Wondering how to get a lower interest rate? You can buy discount points with extra cash at closing to reduce the interest rate and monthly payments.
Check out our free mortgage discount point calculator to learn how much a discount point costs and how long it will take you to break even.
Buying discount points (or mortgage points) means paying extra cash at the time of closing to reduce the interest rate and monthly payments. Another option would be to use that money towards a larger down payments, reducing the loan amount. Which option makes the most sense? Use this calculator to find out how long it will take to recuperate the cost for buying points called the breakeven.
If you plan to move or refinance sooner than the breakeven date, consider putting the money towards a larger down payment.
These calculations are tools for learning more about the mortgage process and are for educational/estimation purposes only. Calculator results are rounded down to the nearest dollar. Payment shown does not include taxes, insurance, or mortgage insurance (if applicable). This does not constitute an offer or approval of credit. Contact a PrimeLending home loan officer for actual estimates.
For example, a Conventional fixed rate loan with the terms purchase price of $312,500, on a loan term of 360 months, down payment of 20%, and an interest rate of 6.5%, will result in an annual percentage rate of 6.598% with $3,613 in APR fees. Rate pulled 09/02/22, rates change daily. Loans are subject to borrower qualifications, including income, property evaluation, and final credit approval.
Did you know you can use mortgage points to buy down your interest rate? Mortgage points — a.k.a. discount points — are upfront fees a borrower pays a lender to get a reduced interest rate. Each discount point lowers the interest rate by 0.25%.

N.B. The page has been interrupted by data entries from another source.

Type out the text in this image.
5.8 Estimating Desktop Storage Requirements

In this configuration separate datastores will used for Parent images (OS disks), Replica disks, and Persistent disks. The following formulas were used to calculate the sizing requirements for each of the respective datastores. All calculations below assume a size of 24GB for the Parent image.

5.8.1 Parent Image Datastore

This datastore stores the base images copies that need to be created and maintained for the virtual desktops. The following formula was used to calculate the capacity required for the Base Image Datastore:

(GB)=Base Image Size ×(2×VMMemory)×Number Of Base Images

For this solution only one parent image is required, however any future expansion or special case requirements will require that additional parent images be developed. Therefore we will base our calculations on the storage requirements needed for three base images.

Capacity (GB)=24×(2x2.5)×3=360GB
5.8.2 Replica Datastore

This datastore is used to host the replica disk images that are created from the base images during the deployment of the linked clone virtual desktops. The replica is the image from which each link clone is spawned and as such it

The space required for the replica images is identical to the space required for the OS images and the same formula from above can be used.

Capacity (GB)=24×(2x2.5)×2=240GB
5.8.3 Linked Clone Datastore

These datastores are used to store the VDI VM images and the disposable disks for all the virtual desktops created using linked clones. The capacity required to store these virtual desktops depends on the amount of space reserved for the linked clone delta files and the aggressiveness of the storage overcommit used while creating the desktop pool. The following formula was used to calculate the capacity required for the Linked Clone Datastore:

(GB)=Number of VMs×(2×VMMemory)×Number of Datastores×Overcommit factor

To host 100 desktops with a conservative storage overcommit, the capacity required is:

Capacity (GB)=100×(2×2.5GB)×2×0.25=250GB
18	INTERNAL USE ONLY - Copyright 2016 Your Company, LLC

By using discount points to lower your interest rate, you effectively lower your overall monthly payment as well. This could lead to increased savings over time, depending on how long you plan to live in your home. The amount you can save depends on how many discount points you purchase, so the more points you buy, the lower your rate may be. Pro tip: Talk to a tax professional about whether you may deduct any discount points you paid to get your mortgage when tax time rolls around.

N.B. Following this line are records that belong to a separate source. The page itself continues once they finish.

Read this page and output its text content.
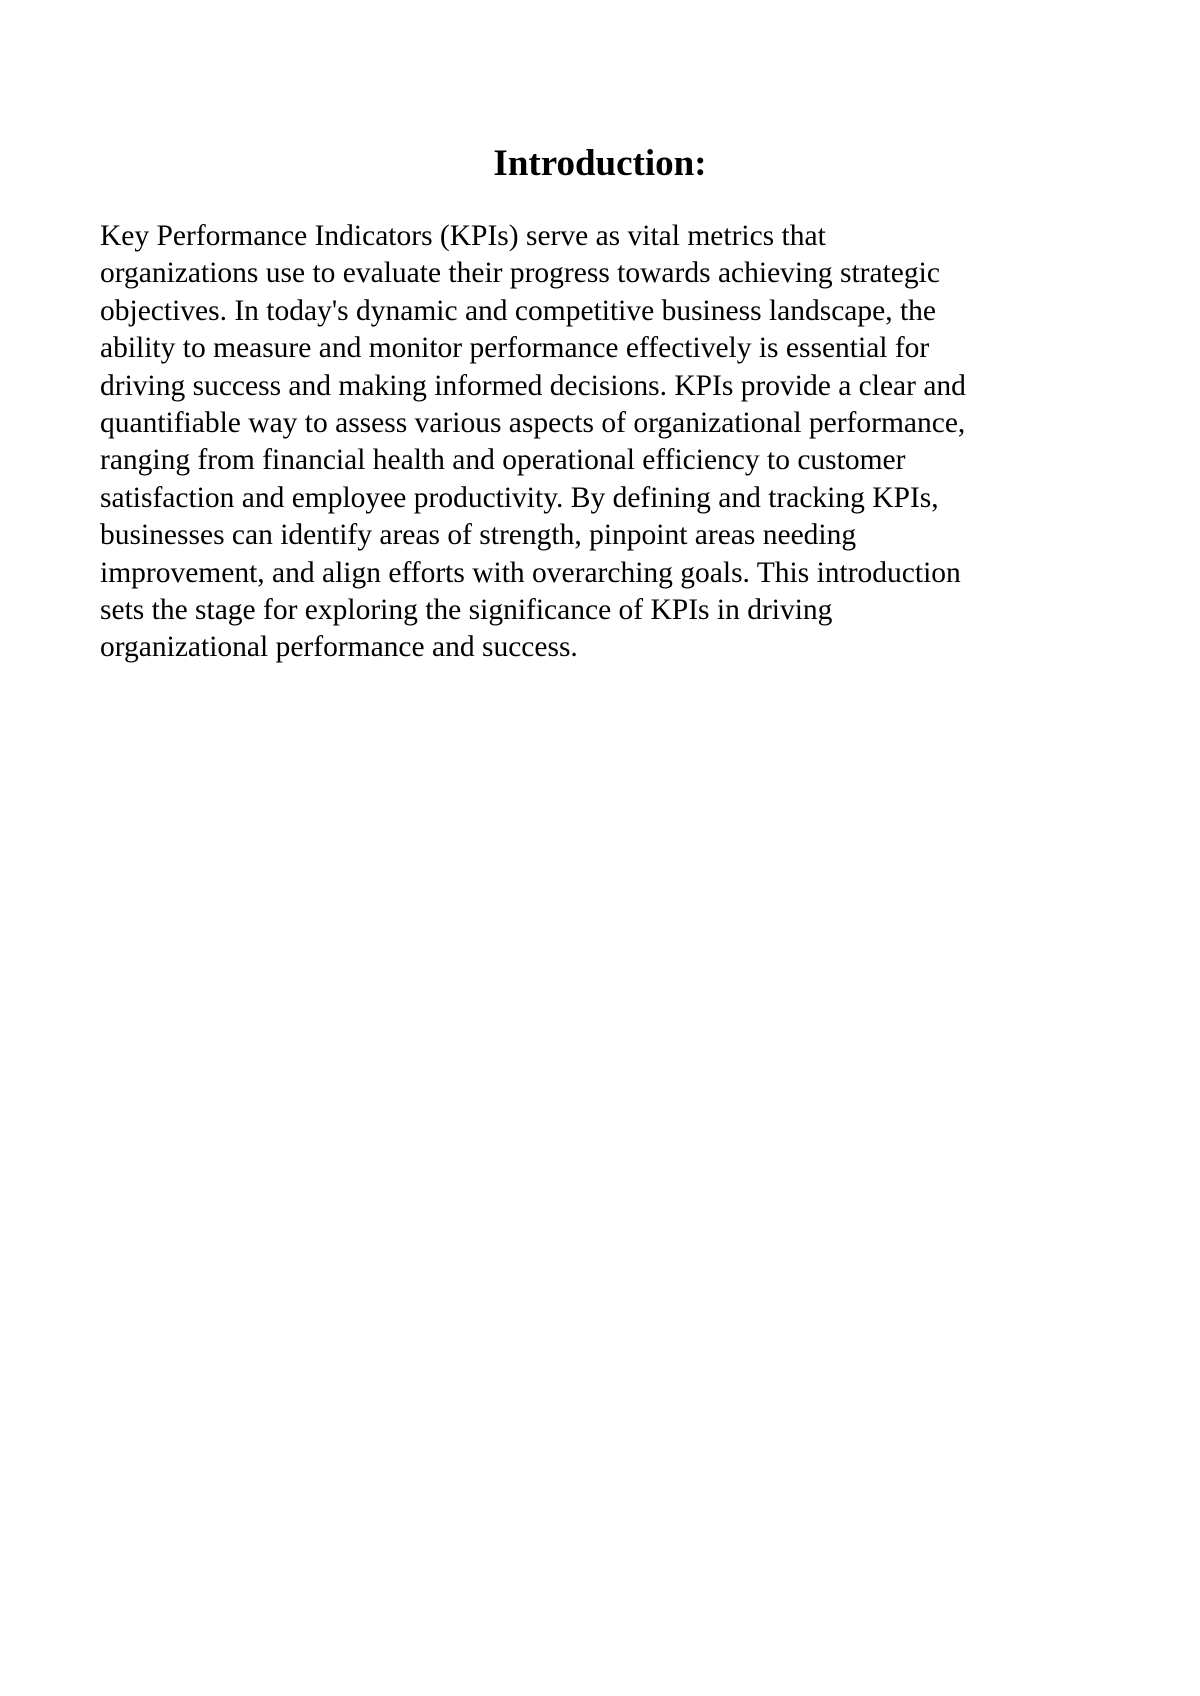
Introduction:

Key Performance Indicators (KPIs) serve as vital metrics that
organizations use to evaluate their progress towards achieving strategic
objectives. In today's dynamic and competitive business landscape, the
ability to measure and monitor performance effectively is essential for
driving success and making informed decisions. KPIs provide a clear and
quantifiable way to assess various aspects of organizational performance,
ranging from financial health and operational efficiency to customer
satisfaction and employee productivity. By defining and tracking KPIs,
businesses can identify areas of strength, pinpoint areas needing
improvement, and align efforts with overarching goals. This introduction
sets the stage for exploring the significance of KPIs in driving
organizational performance and success.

The cost to buy down your interest rate depends on the amount of mortgage points you buy. And the cost of mortgage points depends on your loan. One point equals one percent of the principal mortgage amount, so on a $250,000 loan one point would cost $2,500. Using that example, to buy down your interest rate by 1% the mortgage points would cost $10,000.
One mortgage discount point usually lowers your monthly interest payment by 0.25%. So, if your mortgage rate is 5%, one discount point would lower your rate to 4.75%, two points would lower the rate to 4.5%, and so on. By using a discount point calculator, like the one above, you can get an estimate of how much you could save over the life of your loan if you buy discount points.
Keep in mind that discount points are only effective if you stay in your home long enough to recoup the money you spent on them; this is called the “breakeven” point. If you plan to sell your home or refinance in a few years, discount points might not make the most sense. However, if you plan on living in your home long-term, buying a mortgage discount point or two could help you save money over time.
Also, you should only buy the mortgage points if it works for your budget in the current market conditions. If you are feeling spread thin as it is to afford your mortgage with today’s interest rates, discount points may not be the way to go. But, if you believe you can comfortably afford your monthly payment and have some money left over to build your emergency fund, discount points might be a worth investment to get a lower mortgage rate.
Since buying discount points is an upfront cost of reducing your interest rate, the timing needs to be right for you to gets all the benefits of doing so. There are certain times when it makes sense to buy down your interest rate with mortgage points. Some instances that might make the most sense include:
Planning to live in the home long term. Buying mortgage points can save you money over the life of the loan, but you need to live in your home long enough to recoup the money you spent to reduce your interest rate. The longer you live in the home, the more savings you could see. If you don’t plan to stay in the home long term, discount points might not be the best option for you.
No plans to refinance soon. If you are thinking of refinancing to a lower interest rate down the road but also want to buy discount points, think again. A refinance changes your interest rate so you may not need your mortgage points.